Fair fare for Mars Express

七月 18, 1997

IT IS disingenuous of my colleague Jasper Wall to contrast the landing of Nasa's Pathfinder mission on the surface of Mars with the decision to vacate the Royal Greenwich Observatory building in Cambridge (THES, July 11).

One reason why most astronomers have concluded that Britain cannot afford two major sites here (in support of a suite of telescopes now based overseas) is precisely to release scarce Particle Physics and Astronomy Research Council funds to enable our researchers to participate in areas of science opened by future international projects such as Planck-Surveyor and Mars Express.

Dr Wall is right to claim the primary role of RGO in establishing the competitive Isaac Newton Group telescopes on La Palma, and for a substantial contribution to the construction of the twin eight-metre (Gemini) telescopes to be installed from next year on mountain sites in Hawaii and Chile. Several university groups are playing a major role on the latter project and the UK Gemini work is led from the Royal Observatory, Edinburgh. The main point is that PPARC sees little prospect in being involved in further large optical/infrared telescope construction over the next five to ten years and has concluded that scarce resources must now be moved into instrumentation and science exploitation.

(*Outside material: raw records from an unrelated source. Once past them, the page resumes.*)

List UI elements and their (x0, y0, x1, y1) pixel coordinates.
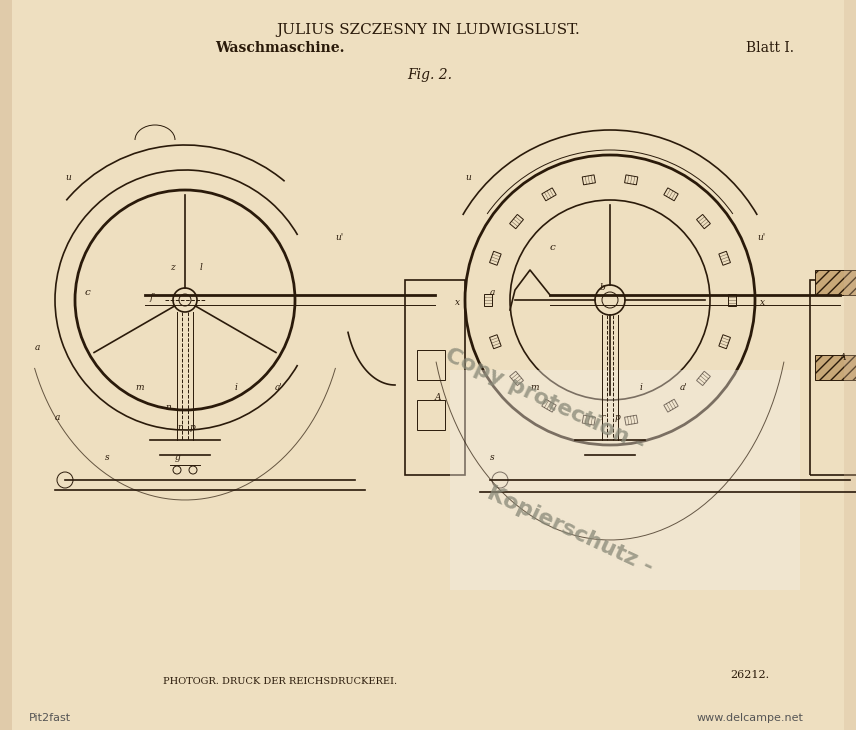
Text: n: n (165, 403, 170, 412)
Bar (844, 0, 856, 730)
Text: m: m (530, 383, 538, 392)
Text: A: A (840, 353, 847, 362)
Text: a: a (490, 288, 496, 297)
Bar (405, 280, 465, 475)
Text: z: z (170, 263, 175, 272)
Text: a': a' (680, 383, 688, 392)
Text: p: p (190, 423, 196, 432)
Bar (0, 0, 12, 730)
Bar (417, 350, 445, 380)
Text: a: a (55, 413, 61, 422)
Text: Blatt I.: Blatt I. (746, 41, 794, 55)
Text: u: u (465, 173, 471, 182)
Text: b: b (600, 283, 606, 292)
Text: i: i (235, 383, 238, 392)
Text: c: c (550, 243, 556, 252)
Text: r: r (600, 413, 604, 422)
Text: u': u' (757, 233, 765, 242)
Text: l: l (200, 263, 203, 272)
Bar (417, 400, 445, 430)
Text: x: x (455, 298, 461, 307)
Text: c: c (85, 288, 91, 297)
Text: JULIUS SZCZESNY IN LUDWIGSLUST.: JULIUS SZCZESNY IN LUDWIGSLUST. (276, 23, 580, 37)
Text: Copy protection -: Copy protection - (442, 345, 648, 455)
Text: s: s (105, 453, 110, 462)
Text: i: i (640, 383, 643, 392)
Text: A: A (435, 393, 442, 402)
Text: PHOTOGR. DRUCK DER REICHSDRUCKEREI.: PHOTOGR. DRUCK DER REICHSDRUCKEREI. (163, 677, 397, 686)
Text: f: f (150, 293, 153, 302)
Text: r: r (177, 423, 181, 432)
Text: Kopierschutz -: Kopierschutz - (484, 483, 657, 577)
Bar (810, 280, 856, 475)
Text: 26212.: 26212. (730, 670, 770, 680)
Text: www.delcampe.net: www.delcampe.net (697, 713, 804, 723)
Text: m: m (135, 383, 144, 392)
Text: a': a' (275, 383, 282, 392)
Text: u': u' (335, 233, 343, 242)
Text: Waschmaschine.: Waschmaschine. (215, 41, 345, 55)
Bar (450, 370, 800, 590)
Text: g: g (175, 453, 181, 462)
Bar (815, 355, 856, 380)
Text: x: x (760, 298, 765, 307)
Text: a: a (35, 343, 40, 352)
Text: p: p (615, 413, 621, 422)
Text: Fig. 2.: Fig. 2. (407, 68, 453, 82)
Text: Pit2fast: Pit2fast (29, 713, 71, 723)
Text: s: s (490, 453, 495, 462)
Text: u: u (65, 173, 71, 182)
Bar (815, 270, 856, 295)
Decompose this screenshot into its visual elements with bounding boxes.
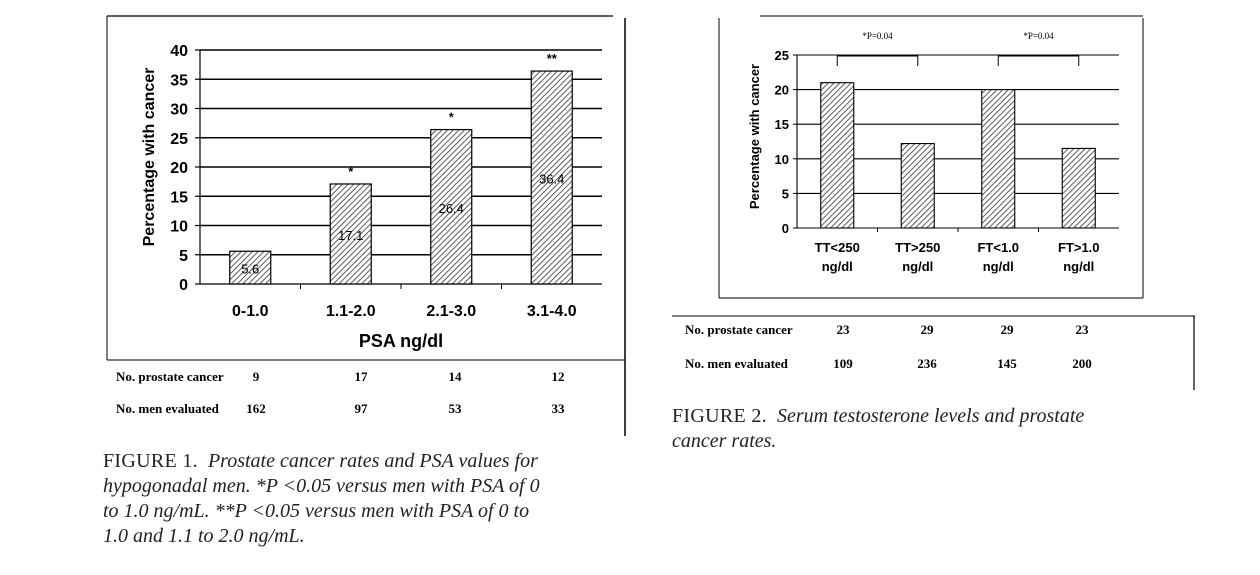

A further conclusion of my council is that a greater fraction of PPARC research funds should be moved into universities, in which physics and astronomy is growing strongly, as recruitment of permanent staff begins to replace the Robbins generation of academics. PPARC's decision to consolidate technical support of our overseas operations on a single site was the outcome preferred in the proposals PPARC received from both RGO and ROE, on grounds of cost-effectiveness. It was the view of most UK astronomers (as shown in the recent RAS survey) and happens, also, to have been the conclusion of the SERC board responsible for the funding of UK astronomy as long ago as 1983.

The more difficult question for the PPARC council was the choice of site for the Astronomy Technology Centre. In the event, that choice was Edinburgh.

Finally, Dr Wall expresses concern about "double counting" in the claim that Pounds 2.45 million rising to Pounds 4 million per year will be released for new research at the universities. I can confirm that is precisely the prospective gain to PPARC responsive-mode grants by moving funds from no-longer-needed telescope engineering and support activities into the full exploitation of our overseas telescopes (including Gemini) and into a modest investment in exciting new areas of science that will be opened up by next millennium projects such as Planck-Surveyor and, possibly, Mars Express.